Takes a postgresql version number which should be a string with the major and minor versions separated by a period e.g. '12.2' or '9.6.17'. Checks against the connection understanding of the running postgresql version and returns t if the running version is the requested version or newer.


function exec-query (database-connection query &optional (row-reader 'ignore-row-reader))

→ result

Sends the given query to the given connection, and interprets the results (if there are any) with the given row-reader. If the database returns information about the amount of rows affected, this is returned as a second value.


(exec-query connection "select 1" 'list-row-reader)

(exec-query connection "select name from employees where id=3" 'list-row-reader)

function prepare-query (database-connection name query)

Parse and plan the given query, and store it under the given name. Note that prepared statements are per-connection, so they can only be executed through the same connection that prepared them. Also note that while the Postmodern package will also stored the prepared query in the connection-meta slot of the connection, but cl-postgres prepare-query does not. If the name is an empty string, Postgresql will not store it as a reusable query.

If parameters are not passed, Postgresql will assume the parameters will be text. In order to pass integer, float or boolean parameters as binary even when the database-connection is set to use binary parameters, you need to pass a list of parameters with the same type as you will be using when you call (exec-prepared).

The following example shows preparing and executing a query that will accept a boolean parameter:

  (prepare-query connection "test-bool" "select $1" '(t))
  (exec-prepared connection "test-bool" '(nil) 'list-row-reader)


See also the discussion under open database with respect to the use-binary parameter.

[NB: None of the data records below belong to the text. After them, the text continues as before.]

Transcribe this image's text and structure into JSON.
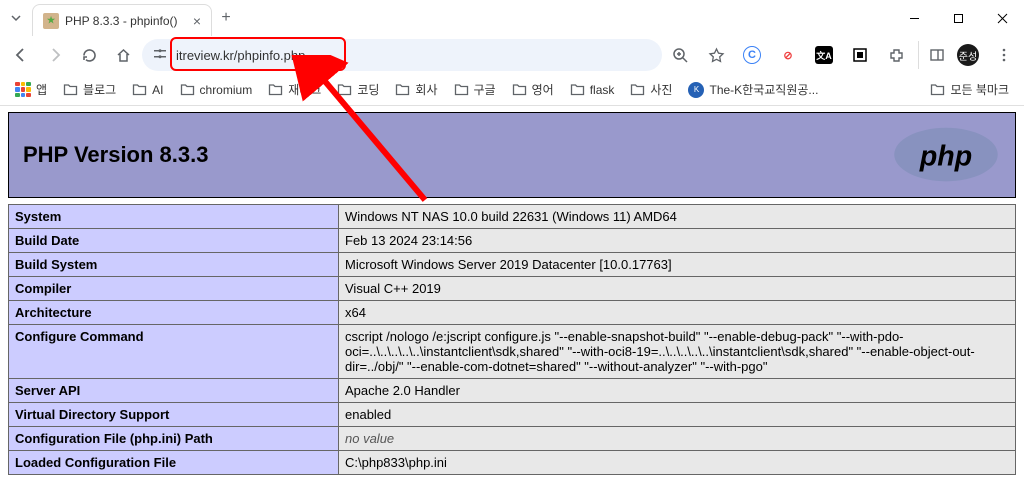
{
  "window": {
    "tab_title": "PHP 8.3.3 - phpinfo()",
    "url": "itreview.kr/phpinfo.php"
  },
  "bookmarks": {
    "apps": "앱",
    "items": [
      "블로그",
      "AI",
      "chromium",
      "재테크",
      "코딩",
      "회사",
      "구글",
      "영어",
      "flask",
      "사진"
    ],
    "thek": "The-K한국교직원공...",
    "all": "모든 북마크"
  },
  "php": {
    "header": "PHP Version 8.3.3",
    "rows": [
      {
        "k": "System",
        "v": "Windows NT NAS 10.0 build 22631 (Windows 11) AMD64"
      },
      {
        "k": "Build Date",
        "v": "Feb 13 2024 23:14:56"
      },
      {
        "k": "Build System",
        "v": "Microsoft Windows Server 2019 Datacenter [10.0.17763]"
      },
      {
        "k": "Compiler",
        "v": "Visual C++ 2019"
      },
      {
        "k": "Architecture",
        "v": "x64"
      },
      {
        "k": "Configure Command",
        "v": "cscript /nologo /e:jscript configure.js \"--enable-snapshot-build\" \"--enable-debug-pack\" \"--with-pdo-oci=..\\..\\..\\..\\..\\instantclient\\sdk,shared\" \"--with-oci8-19=..\\..\\..\\..\\..\\instantclient\\sdk,shared\" \"--enable-object-out-dir=../obj/\" \"--enable-com-dotnet=shared\" \"--without-analyzer\" \"--with-pgo\""
      },
      {
        "k": "Server API",
        "v": "Apache 2.0 Handler"
      },
      {
        "k": "Virtual Directory Support",
        "v": "enabled"
      },
      {
        "k": "Configuration File (php.ini) Path",
        "v": "no value",
        "novalue": true
      },
      {
        "k": "Loaded Configuration File",
        "v": "C:\\php833\\php.ini"
      }
    ]
  },
  "ext": {
    "c_color": "#3b82f6",
    "s_color": "#ef4444",
    "n_color": "#000",
    "box_color": "#000"
  }
}
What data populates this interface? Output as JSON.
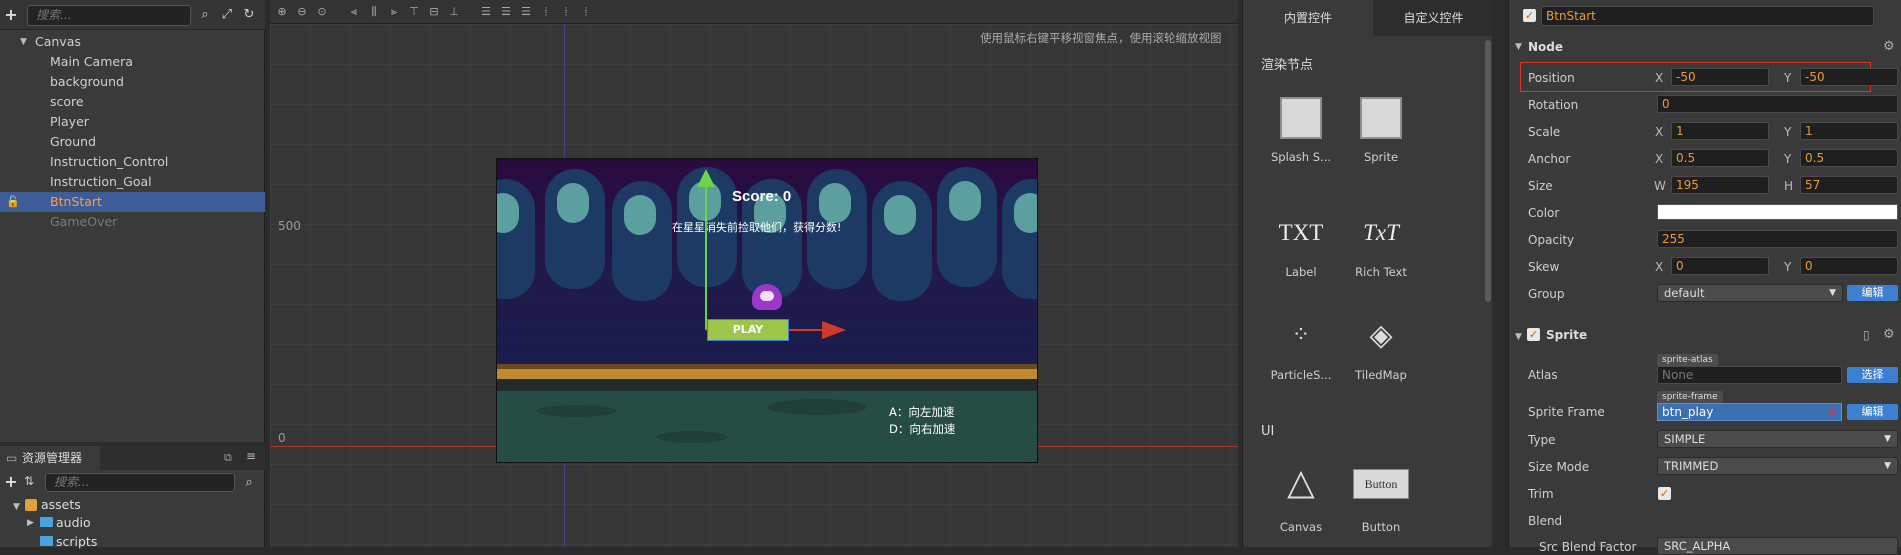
{
  "hierarchy": {
    "search_placeholder": "搜索...",
    "nodes": [
      {
        "label": "Canvas"
      },
      {
        "label": "Main Camera"
      },
      {
        "label": "background"
      },
      {
        "label": "score"
      },
      {
        "label": "Player"
      },
      {
        "label": "Ground"
      },
      {
        "label": "Instruction_Control"
      },
      {
        "label": "Instruction_Goal"
      },
      {
        "label": "BtnStart"
      },
      {
        "label": "GameOver"
      }
    ]
  },
  "assets": {
    "tab_label": "资源管理器",
    "search_placeholder": "搜索...",
    "items": [
      {
        "label": "assets"
      },
      {
        "label": "audio"
      },
      {
        "label": "scripts"
      }
    ]
  },
  "scene": {
    "hint": "使用鼠标右键平移视窗焦点，使用滚轮缩放视图",
    "axis_500": "500",
    "axis_0": "0",
    "game": {
      "score_text": "Score: 0",
      "goal_text": "在星星消失前捡取他们，获得分数!",
      "play_label": "PLAY",
      "control_line1": "A：向左加速",
      "control_line2": "D：向右加速"
    }
  },
  "library": {
    "tabs": [
      "内置控件",
      "自定义控件"
    ],
    "section_render": "渲染节点",
    "section_ui": "UI",
    "render_items": [
      "Splash S...",
      "Sprite",
      "Label",
      "Rich Text",
      "ParticleS...",
      "TiledMap"
    ],
    "label_icon_txt": "TXT",
    "rich_icon_txt": "TxT",
    "ui_items": [
      "Canvas",
      "Button"
    ],
    "button_icon_text": "Button"
  },
  "inspector": {
    "node_name": "BtnStart",
    "section_node": "Node",
    "position_label": "Position",
    "position_x": "-50",
    "position_y": "-50",
    "rotation_label": "Rotation",
    "rotation": "0",
    "scale_label": "Scale",
    "scale_x": "1",
    "scale_y": "1",
    "anchor_label": "Anchor",
    "anchor_x": "0.5",
    "anchor_y": "0.5",
    "size_label": "Size",
    "size_w": "195",
    "size_h": "57",
    "color_label": "Color",
    "opacity_label": "Opacity",
    "opacity": "255",
    "skew_label": "Skew",
    "skew_x": "0",
    "skew_y": "0",
    "group_label": "Group",
    "group_value": "default",
    "edit_label": "编辑",
    "section_sprite": "Sprite",
    "atlas_label": "Atlas",
    "atlas_tag": "sprite-atlas",
    "atlas_value": "None",
    "select_label": "选择",
    "sprite_frame_label": "Sprite Frame",
    "sprite_frame_tag": "sprite-frame",
    "sprite_frame_value": "btn_play",
    "type_label": "Type",
    "type_value": "SIMPLE",
    "size_mode_label": "Size Mode",
    "size_mode_value": "TRIMMED",
    "trim_label": "Trim",
    "blend_label": "Blend",
    "src_blend_label": "Src Blend Factor",
    "src_blend_value": "SRC_ALPHA",
    "x": "X",
    "y": "Y",
    "w": "W",
    "h": "H"
  },
  "colors": {
    "accent": "#e99a35",
    "selection": "#3e5d98",
    "highlight_box": "#d9342b"
  }
}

function exec-prepared (database-connection name parameters &optional (row-reader 'ignore-row-reader))

→ result

Execute the prepared statement by the given name. Parameters should be given as a list. Each value in this list should be of a type that to-sql-string has been specialised on. (Byte arrays will be passed in their binary form, without being put through to-sql-string.) The result of the executing the statement, if any, is interpreted by the given row reader, and returned. Again, the number or affected rows is optionally returned as a second value.

The following example shows preparing and executing a query that will accept an integer and a float in that order:

  (prepare-query connection "test-prepl" "select $1" '(10 7.4))
  (exec-prepared connection "test-prep1" '(12 4.2) 'list-row-reader)


function unprepare-query (database-connection name)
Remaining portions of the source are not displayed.